Issue #5
This Week in Guix: 3 July 2026
This issue covers Guix development, package updates, and community discussion from 2026-06-26 through 2026-07-03.
Top Stories
Guix Substitute And Pull Vulnerabilities Disclosed And Fixed
GNU Guix published ‘guix substitute‘ and ‘guix pull‘ Vulnerabilities, disclosing several critical vulnerabilities in the Guix daemon along with a vulnerability affecting guix pull and guix time-machine, and recommending that all users upgrade. The pull request Fix vulnerabilities in guix substitute and guix pull describes four issues, three affecting guix substitute and one affecting guix pull and guix time-machine, with full details in a security advisory opened for guix-artwork. The advisory was announced on Mastodon by @guix and @civodul, and discussed on r/GUIX.
Security Fixes Merged Into Guix
The fixes landed on the main branch, including substitutes: Ignore narinfos that don’t match the request, scripts: substitute: restrict where "file://" URIs can be used, guix: serialization: validate directory entry names in fold-archive, and channels: Do not compute cache key from channel name. A news entry was added and guix was updated to 2ef8ed9. Related security grafts landed for ffmpeg 8.1.2, ffmpeg-6 6.1.6, and ffmpeg-4 4.4.8, and librewolf was updated to 152.0.4-1.
Development
Deblobbed Debian Kernel Package Proposed
The pull request gnu: Add linux-debian adds a deblobbed build of the upstream Linux kernel following the Debian Free Software Guidelines, with the submitter reporting a successful boot in a QEMU VM.
Electronics Packages Move To Engineering Module
The issue Cleanup electronics.scm proposed relocating the csxcad suite and openems solvers out of electronics.scm, followed by the pull request Move csxcad and openems packages to engineering module.
Python Team Prepares Branch For Merge
The issue [python-team]: Branch readiness for the merge tracks tier and release manifest checks ahead of merging the python-team branch. Separately, a build-system-based manifest generator was added to profiles.
Packages
Astronomy, Emacs, And Desktop Packages Updated
Astronomy packages saw broad updates including python-astropy 8.0.0, python-sunpy 7.1.2, and indi 2.2.3.1, alongside new additions such as python-plasmapy and python-astroquery. Other updates included emacs-magit 4.6.0, emacs-exwm 0.35, endless-sky 0.11.2, scummvm 2026.3.0, buildah 1.44.0, podman 5.8.4, transmission 4.1.3, and gerbv 2.13.0. On the Nonguix side, firefox was updated to 152.0.3, element-desktop to 1.12.22, and linux-firmware to 20260622. Removals included recutils, jimtcl, and emacs-chess.
Community
Interoperating Nix Packages With Guix
GuixPkgs: every Guix package, as a Nix flake points to Farid Zakaria's blog post on importing the entire Guix package set into Nix.
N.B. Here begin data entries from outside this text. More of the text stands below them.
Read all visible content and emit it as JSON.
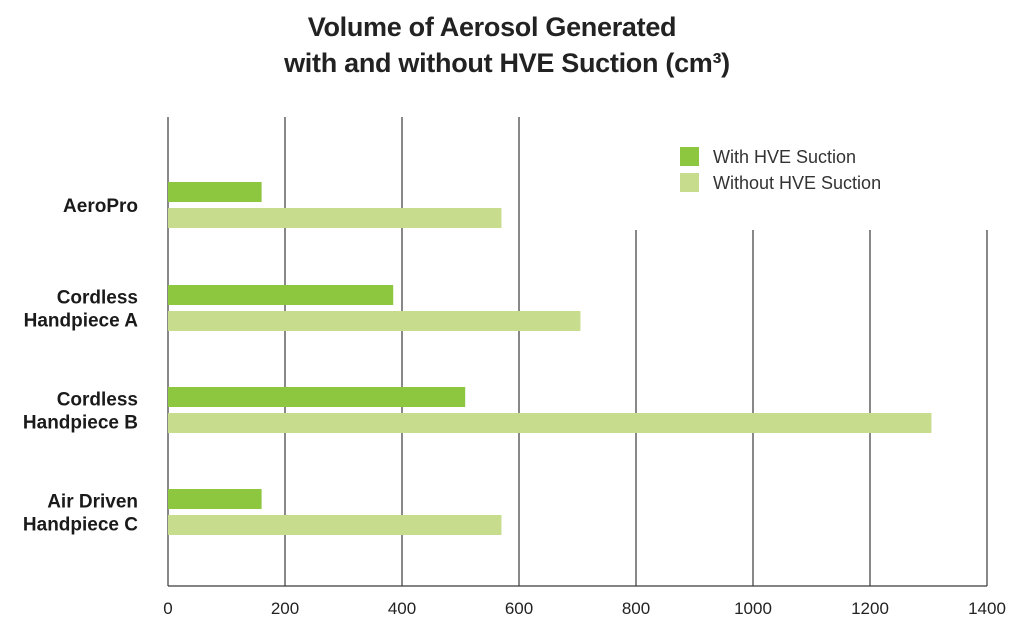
{
  "chart_data": {
    "type": "bar",
    "orientation": "horizontal",
    "title": "Volume of Aerosol Generated with and without HVE Suction (cm³)",
    "title_lines": [
      "Volume of Aerosol Generated",
      "with and without HVE Suction (cm³)"
    ],
    "categories": [
      [
        "AeroPro"
      ],
      [
        "Cordless",
        "Handpiece A"
      ],
      [
        "Cordless",
        "Handpiece B"
      ],
      [
        "Air Driven",
        "Handpiece C"
      ]
    ],
    "series": [
      {
        "name": "With HVE Suction",
        "color": "#8dc63f",
        "values": [
          160,
          385,
          508,
          160
        ]
      },
      {
        "name": "Without HVE Suction",
        "color": "#c7dc8c",
        "values": [
          570,
          705,
          1305,
          570
        ]
      }
    ],
    "xlim": [
      0,
      1400
    ],
    "x_ticks": [
      "0",
      "200",
      "400",
      "600",
      "800",
      "1000",
      "1200",
      "1400"
    ],
    "grid": "vertical",
    "legend_position": "top-right"
  }
}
Going the other direction, a post introduced a with-nix-profile macro for collecting Nix packages from Guix System and Guix Home declarations, with a companion write-up shared on r/GUIX.
Preview Added a with-nix-profile macro. It can be used in package declaration of Guix System and Guix Home, transforming nix-shell-wrapper into packages and collecting Nix packages from them. With the collected Nix packages, an additional build-nix-profile command is provided to build and link the resulted profile to the specified path, also registering GC root. What's left is to write services to execute this build-nix-pro…
Community Posts Covered Daily Driving, Onboarding, And A Hardened Config
r/GUIX discussion included What's it like daily driving Guix and learning guile scheme?, Daily Driving Guix, Should I jump straight into Guix as a linux beginner?, and a hardened Guix build with a custom kernel. On Mastodon, Ludovic Courtès noted presenting Guix community work at a summer school, a Guix repository was created on Radicle, and a post argued for migrating off PyPI for Guix, referencing issue 6992.
Reader Submissions
No reader submissions were included this week.